Changes in Technology and Consumer Behavior
Along with obsolescence, there are additional factors that may impact commercial property investments. In the next two decades, these factors could fundamentally change the face of commercial real estate and the way investors choose properties.
In an article entitled, “ROI Falls to the Investor who Understands Building Obsolescence”, Joseph P. Derhake (CEO of Partner Engineering and Science Inc.) lays out emerging factors which will affect ROI in the near future. Three of these are outlined below:
- Autonomous vehicles – Changing transportation trends will affect commercial real estate investors. Specifically, driverless cars will change how people use roadways, public transportation, and vehicle-related infrastructures like gas stations and parking facilities. These changes will also influence how employees arrive to work in the future. They will affect entryways, car-related facilities, and potentially urban planning itself. In the future, the overall layouts of city streets could change completely. This is an important consideration for investors in office properties, both in urban and suburban areas.
- Online shopping – Rapid changes in the retail sector affects commercial real estate investors as well. With the rise of eCommerce, specifically during the COVID-19 pandemic, retail stores are becoming increasingly obsolete. In addition, next-day and same-day delivery are more common than ever before. This puts pressure on distribution centers to evolve and adapt to avoid obsolescence.

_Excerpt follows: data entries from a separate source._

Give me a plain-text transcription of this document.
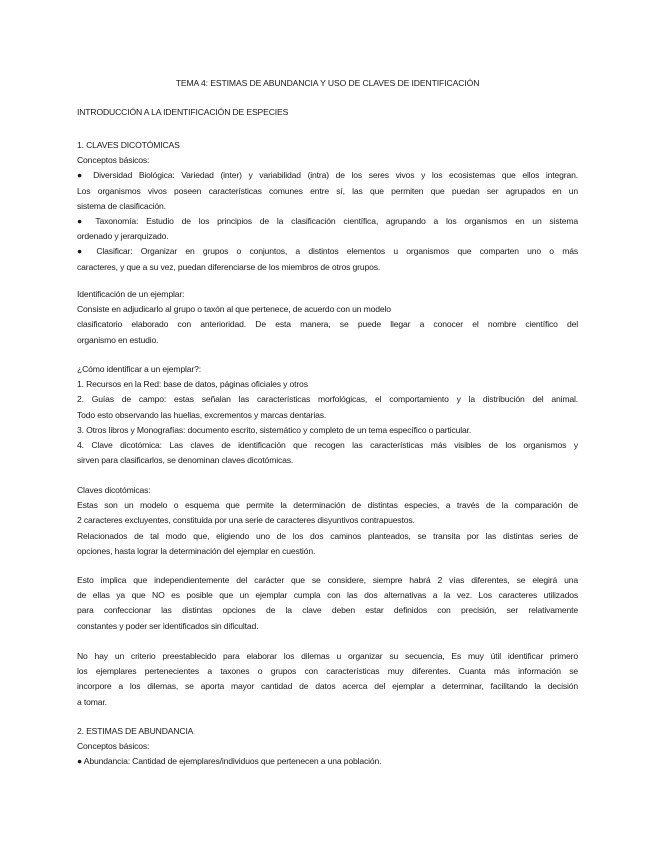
TEMA 4: ESTIMAS DE ABUNDANCIA Y USO DE CLAVES DE IDENTIFICACIÓN
INTRODUCCIÓN A LA IDENTIFICACIÓN DE ESPECIES
1. CLAVES DICOTÓMICAS
Conceptos básicos:
● Diversidad Biológica: Variedad (inter) y variabilidad (intra) de los seres vivos y los ecosistemas que ellos integran.
Los organismos vivos poseen características comunes entre sí, las que permiten que puedan ser agrupados en un
sistema de clasificación.
● Taxonomía: Estudio de los principios de la clasificación científica, agrupando a los organismos en un sistema
ordenado y jerarquizado.
● Clasificar: Organizar en grupos o conjuntos, a distintos elementos u organismos que comparten uno o más
caracteres, y que a su vez, puedan diferenciarse de los miembros de otros grupos.
Identificación de un ejemplar:
Consiste en adjudicarlo al grupo o taxón al que pertenece, de acuerdo con un modelo
clasificatorio elaborado con anterioridad. De esta manera, se puede llegar a conocer el nombre científico del
organismo en estudio.
¿Cómo identificar a un ejemplar?:
1. Recursos en la Red: base de datos, páginas oficiales y otros
2. Guías de campo: estas señalan las características morfológicas, el comportamiento y la distribución del animal.
Todo esto observando las huellas, excrementos y marcas dentarias.
3. Otros libros y Monografías: documento escrito, sistemático y completo de un tema específico o particular.
4. Clave dicotómica: Las claves de identificación que recogen las características más visibles de los organismos y
sirven para clasificarlos, se denominan claves dicotómicas.
Claves dicotómicas:
Estas son un modelo o esquema que permite la determinación de distintas especies, a través de la comparación de
2 caracteres excluyentes, constituida por una serie de caracteres disyuntivos contrapuestos.
Relacionados de tal modo que, eligiendo uno de los dos caminos planteados, se transita por las distintas series de
opciones, hasta lograr la determinación del ejemplar en cuestión.
Esto implica que independientemente del carácter que se considere, siempre habrá 2 vías diferentes, se elegirá una
de ellas ya que NO es posible que un ejemplar cumpla con las dos alternativas a la vez. Los caracteres utilizados
para confeccionar las distintas opciones de la clave deben estar definidos con precisión, ser relativamente
constantes y poder ser identificados sin dificultad.
No hay un criterio preestablecido para elaborar los dilemas u organizar su secuencia, Es muy útil identificar primero
los ejemplares pertenecientes a taxones o grupos con características muy diferentes. Cuanta más información se
incorpore a los dilemas, se aporta mayor cantidad de datos acerca del ejemplar a determinar, facilitando la decisión
a tomar.
2. ESTIMAS DE ABUNDANCIA
Conceptos básicos:
● Abundancia: Cantidad de ejemplares/individuos que pertenecen a una población.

- Online banking – Banks are becoming consultation spaces rather than full-service banks. Customers who pay bills, transfer money, and even deposit checks via mobile phones don’t need to access a teller. Therefore, demand for brick-and-mortar banks will continue to delcine. Future banks will be smaller, but will also need to be in prime locations.
The Future of Real Estate Investing
As commercial real estate investors look towards the future, they must consider changes in technology, workers’ commuting habits, and evolving consumer behavior. These factors will influence the development, construction, and maintenance of properties and directly affect the return on investment into the future.